As the funeral breaks up, Manolo, his producer Marisa (Leonor Watling, the elegant Spanish knockout probably best known as the comatose dancer in Talk to Her) and cameraman Ivan (José María Yazpik) begin looking for a bereaved child to interview. Seemingly unfolding in real time like Touch of Evil, we see the eventual suspected serial killer Vinicio arrive at the scene of the public funeral in his pickup truck while children play dangerously close to the street traffic. A hideous accident ensues, and for a terrifying few minues, a mob beats Vinicio, the driver of the truck that hits and kills a small child, and sets him on fire. This, of course, is awesome television and Manolo’s crew–instead of intervening in the near-riot–jostles for the perfect angles with which to capture the carnage. And at exactly the right moment, Manolo bursts into the frame and appears to be the hero who stops the lynching. It’s a powerful and disturbing opening scene, but it wasn’t until the movie was over that I realized how much this leading, bleeding sequence contributes to our interest in the subsequent story in which Vinicio and Manolo embark on a project of mutual exploitation.

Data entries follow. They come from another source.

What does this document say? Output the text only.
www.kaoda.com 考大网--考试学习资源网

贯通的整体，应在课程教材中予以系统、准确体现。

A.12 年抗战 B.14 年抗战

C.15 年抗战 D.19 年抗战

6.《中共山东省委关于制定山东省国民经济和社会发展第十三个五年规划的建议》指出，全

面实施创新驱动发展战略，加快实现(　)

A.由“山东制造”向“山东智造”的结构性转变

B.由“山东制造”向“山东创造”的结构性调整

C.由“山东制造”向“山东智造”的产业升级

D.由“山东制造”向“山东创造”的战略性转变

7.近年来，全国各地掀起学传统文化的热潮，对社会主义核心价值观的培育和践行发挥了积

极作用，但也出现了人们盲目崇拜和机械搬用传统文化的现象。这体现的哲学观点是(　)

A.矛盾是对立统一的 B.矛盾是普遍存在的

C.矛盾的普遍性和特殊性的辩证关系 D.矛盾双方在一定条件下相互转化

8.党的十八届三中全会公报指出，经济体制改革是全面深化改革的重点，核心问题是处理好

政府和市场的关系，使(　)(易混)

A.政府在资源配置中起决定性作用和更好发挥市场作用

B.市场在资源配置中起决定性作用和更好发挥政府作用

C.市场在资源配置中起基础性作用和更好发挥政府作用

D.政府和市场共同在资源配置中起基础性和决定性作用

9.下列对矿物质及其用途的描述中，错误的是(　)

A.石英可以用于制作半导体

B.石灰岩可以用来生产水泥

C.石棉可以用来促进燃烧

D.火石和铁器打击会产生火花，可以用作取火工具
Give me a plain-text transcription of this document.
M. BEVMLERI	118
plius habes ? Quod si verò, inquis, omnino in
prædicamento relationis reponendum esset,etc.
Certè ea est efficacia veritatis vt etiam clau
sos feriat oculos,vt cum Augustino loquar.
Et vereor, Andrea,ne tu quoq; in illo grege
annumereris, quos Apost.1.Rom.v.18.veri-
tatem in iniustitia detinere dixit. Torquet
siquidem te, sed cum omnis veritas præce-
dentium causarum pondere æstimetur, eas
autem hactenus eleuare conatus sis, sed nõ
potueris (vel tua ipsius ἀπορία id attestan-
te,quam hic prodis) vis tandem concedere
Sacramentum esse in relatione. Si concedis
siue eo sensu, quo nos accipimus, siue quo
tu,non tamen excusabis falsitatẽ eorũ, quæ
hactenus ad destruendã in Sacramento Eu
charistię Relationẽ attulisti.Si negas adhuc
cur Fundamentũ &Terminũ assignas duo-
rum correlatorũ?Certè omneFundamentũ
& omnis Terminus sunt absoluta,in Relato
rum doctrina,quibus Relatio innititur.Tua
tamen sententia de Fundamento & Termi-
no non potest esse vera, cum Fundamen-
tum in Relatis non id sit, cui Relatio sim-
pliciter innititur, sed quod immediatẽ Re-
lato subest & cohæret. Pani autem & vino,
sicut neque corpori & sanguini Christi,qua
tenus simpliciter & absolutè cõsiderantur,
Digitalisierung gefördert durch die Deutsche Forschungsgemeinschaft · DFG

Leguizamo plays the journalist as a strutting glory hound–perhaps like the young Geraldo Rivera–while the suspected killer is acted by an excellent Mexican performer named Damién Alcázar. Leguizamo is a fine, powerful actor who all too often gets cast as the stock New York Latino in action movies, but he has done his finest work in his one-man stage shows like Mambo Mouth and Spic-o-Rama, and he also got deserved props for his turn as Toulouse-Lautrec in Moulin Rouge. Here, Leguizamo’s Manolo is the hotshot from a Miami-based Univision-like channel, an emerging Latino-American celebrity who seems to prefer Spanglish to Spanish (as does the Colombian-born but New York-raised Leguizamo himself). In this film, Miami seems to be the world capital of Latin America, and Leguizamo swaggers through the dusty village like a reigning matador, signing autographs for the children with the exact right amount of magnanimity.

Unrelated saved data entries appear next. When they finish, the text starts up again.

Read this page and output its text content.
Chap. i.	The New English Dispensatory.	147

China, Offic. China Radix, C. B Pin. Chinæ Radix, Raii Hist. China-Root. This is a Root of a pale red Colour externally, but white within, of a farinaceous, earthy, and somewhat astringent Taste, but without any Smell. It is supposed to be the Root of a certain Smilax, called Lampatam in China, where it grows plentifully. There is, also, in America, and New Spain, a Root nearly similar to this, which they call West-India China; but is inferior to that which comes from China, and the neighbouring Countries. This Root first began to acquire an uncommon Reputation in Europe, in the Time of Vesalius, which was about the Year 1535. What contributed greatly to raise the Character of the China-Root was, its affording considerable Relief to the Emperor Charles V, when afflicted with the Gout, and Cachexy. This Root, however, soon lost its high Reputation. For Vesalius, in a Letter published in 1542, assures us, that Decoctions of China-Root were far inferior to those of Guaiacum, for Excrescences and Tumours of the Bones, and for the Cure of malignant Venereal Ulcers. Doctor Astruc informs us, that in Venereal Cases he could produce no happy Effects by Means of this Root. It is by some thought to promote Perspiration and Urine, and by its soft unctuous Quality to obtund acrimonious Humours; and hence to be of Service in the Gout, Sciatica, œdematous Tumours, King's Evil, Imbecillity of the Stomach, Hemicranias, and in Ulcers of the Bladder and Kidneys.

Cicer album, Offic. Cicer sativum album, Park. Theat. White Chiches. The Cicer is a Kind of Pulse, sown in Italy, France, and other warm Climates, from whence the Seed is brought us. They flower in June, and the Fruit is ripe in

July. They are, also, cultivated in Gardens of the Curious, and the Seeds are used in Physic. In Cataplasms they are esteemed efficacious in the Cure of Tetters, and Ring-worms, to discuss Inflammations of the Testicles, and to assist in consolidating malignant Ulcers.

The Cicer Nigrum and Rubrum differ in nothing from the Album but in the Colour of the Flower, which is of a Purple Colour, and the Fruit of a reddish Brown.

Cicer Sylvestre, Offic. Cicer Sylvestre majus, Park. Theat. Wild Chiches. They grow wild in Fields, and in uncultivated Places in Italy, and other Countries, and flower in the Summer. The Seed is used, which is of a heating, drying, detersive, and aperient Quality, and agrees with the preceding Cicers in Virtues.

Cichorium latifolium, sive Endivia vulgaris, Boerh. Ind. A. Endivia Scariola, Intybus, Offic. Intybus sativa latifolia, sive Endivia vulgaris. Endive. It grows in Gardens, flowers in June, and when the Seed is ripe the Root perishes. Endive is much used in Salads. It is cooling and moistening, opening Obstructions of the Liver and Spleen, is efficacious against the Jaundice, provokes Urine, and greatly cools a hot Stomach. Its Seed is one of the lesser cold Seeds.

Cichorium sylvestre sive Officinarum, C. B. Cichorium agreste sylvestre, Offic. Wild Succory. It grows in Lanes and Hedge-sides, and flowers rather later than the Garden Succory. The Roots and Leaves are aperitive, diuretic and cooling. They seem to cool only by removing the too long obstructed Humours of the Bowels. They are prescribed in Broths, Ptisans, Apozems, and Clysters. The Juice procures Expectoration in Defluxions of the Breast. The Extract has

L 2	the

Manolo’s principal foil becomes Vinicio, who is inexplicably jailed after his near-lynching, and spends the rest of the movie in a series of increasingly tense jailhouse interviews with the reporter. As Vinicio, Alcázar is phenomenal. He creates a character that manages to seduce and confuse us as much as he trips up Manolo. With a singular, mystifying sincerity, Alcázar’s Vinicio throws out self-serving information so casually that we become quite confused about his motives. Elsewhere in the cast, locals are cast to uniform sharpness–I especially liked the performance of Ecuadorean filmmaker Camilo Luzuriaga as the police investigator, the “only honest cop in Latin America,” as Watling’s Marisa says bitterly late in the film.

If I’ve avoided discussing more of the story, it’s because the plot is one that loses urgency in the retelling. Credit is due to the cast for selling this story, but credit is also due to the young French-Ecuadorean filmmaker Sebastián Cordero, here making his second feature film. Cordero’s feeling for his country is acute, from the slum housing built on wood pylons to keep the houses dry in the flood-prone country, to the understaffed and corrupt police force, to the horrific conditions in the jails of Guayaquil. But while Crónicas skewers the easy target of modern television news, its real value lies in its convincing depiction of contemporary South America, where even the most remote villages in the jungle and in the Andes are connected by a Miami satellite network. Last year’s Maria Full of Grace, a story about Colombian drug mules, earned well-deserved props, but that film, otherwise superior as it is, seems the product of diligent book-learning compared to the easy fluency of the tough, taut Crónicas.